Microorganisms can impact mineral formation in several distinct ways (De Yoreo and Vekilov, 2003). They can modify the composition of the solution so that it becomes supersaturated or more supersaturated than it previously was with respect to a specific phase. For example, iron-oxidizing bacteria oxidize metabolically Fe(II) into Fe(III). As Fe(III) is highly insoluble at neutral pH, it precipitates spontaneously, typically in the form of an oxyhydroxide such as ferrihydrite or goethite. As a consequence, inorganic metal pollutants can be trapped by co-precipitation or adsorption at the surfaces of these Fe-biominerals (Hohmann et al., 2010). Manganese oxides are also often formed by the oxidative activity of some microbes and have a significant impact on pollutant metals (Bargar et al., 2009; Francis and Tebo, 2002; Spiro et al., 2010; Tebo et al., 2005). In addition to oxidative and reductive processes, a pH increase due to metabolic activities such as photosynthesis, sulphate-reduction, or urea degradation can lead to mineral precipitation such as carbonation, for example resulting in the capture of common groundwater contaminants such as strontium, uranium, or copper (Warren and Haack, 2001). Finally, release of inorganic phosphates resulting from the degradation of organic phosphates by microbial phosphatases is another significant microbial process involved in the trapping of inorganic pollutants. It leads to precipitation of various mineral phases containing inorganic pollutants such as Cr(III)-phosphates (Goulhen et al., 2006), Fe(II)- and/or Fe(III)-phosphates (Miot et al., 2009b), U(VI)-phosphates (Beazley et al., 2007; Jroundi et al., 2007; Macaskie et al., 1992), or Pb-phosphates (pyromorphite, Templeton et al., 2001).

Such a microbial impact is sometimes referred to as indirect, but this designation does not indicate whether the resulting biominerals are directly associated with cells or not. Metabolic reactions often occur within cells or cell walls creating microenvironments that are locally highly supersaturated.

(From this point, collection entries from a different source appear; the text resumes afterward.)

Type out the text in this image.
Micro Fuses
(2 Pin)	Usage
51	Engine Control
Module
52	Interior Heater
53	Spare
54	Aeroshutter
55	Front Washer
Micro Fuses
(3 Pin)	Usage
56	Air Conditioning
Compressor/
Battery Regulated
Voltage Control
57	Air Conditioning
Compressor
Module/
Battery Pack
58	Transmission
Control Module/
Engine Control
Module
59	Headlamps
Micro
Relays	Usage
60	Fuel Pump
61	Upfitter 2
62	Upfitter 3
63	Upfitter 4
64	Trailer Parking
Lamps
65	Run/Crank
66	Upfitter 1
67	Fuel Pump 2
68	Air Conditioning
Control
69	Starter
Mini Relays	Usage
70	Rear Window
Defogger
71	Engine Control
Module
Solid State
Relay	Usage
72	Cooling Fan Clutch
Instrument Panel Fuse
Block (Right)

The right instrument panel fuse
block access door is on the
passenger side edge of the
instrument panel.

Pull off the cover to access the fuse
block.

In these cases, precipitates are thus expected to form around cells and one may imagine that counting the type and number of mineral grains associated with cells may provide an effective way of quantifying the impact of microorganisms on mineral precipitation. However this approach does not work because it may first be difficult to distinguish minerals precipitated in situ on microbe surfaces from secondary minerals become attached to microbial polymers (Glasauer et al., 2001). Moreover, some microorganisms may have developed strategies to localize precipitation away from the cells either by producing extracellular enzymes or extracellular mineral templates (Chan et al., 2009; Miot et al., 2009c). Recently, Miot et al. (2009b), used a combination of transmission electron microscopy (TEM) and synchrotron-based scanning transmission x-ray microscopy (STXM) to study oxidation of Fe and the resulting biomineralization by nitrate-reducing and Fe-oxidizing bacteria cultured in the laboratory. They showed that some part of the Fe-phases precipitate within the periplasm of the bacteria, i.e., where Fe-oxidation is catalyzed (Fig. 2). This fraction of the Fe-containing precipitates would be easy to quantify even in natural samples. However, Miot et al. (2009b) also found evidence for additional Fe oxidation occurring outside the cells mediated by nitrites that are produced by reduction of nitrates at the cell surface (Miot et al., 2009a). This fraction would be in contrast much more difficult to relate to the microbial action in the environment and might be overlooked.

Fig. 2

TEM images of biomineralizing Fe-oxidizing bacteria showing different biomineralization patterns. (A) SW2, a phototrophic strain forms extracellular precipitates under the form of vesicles. Bright field mode. (B) BoFeN1, a nitrate-reducing strain forms Fe-minerals encrusting its periplasm (bright crown all around the cell). High angular annular dark field (HAADF) mode in scanning transmission electron microscopy.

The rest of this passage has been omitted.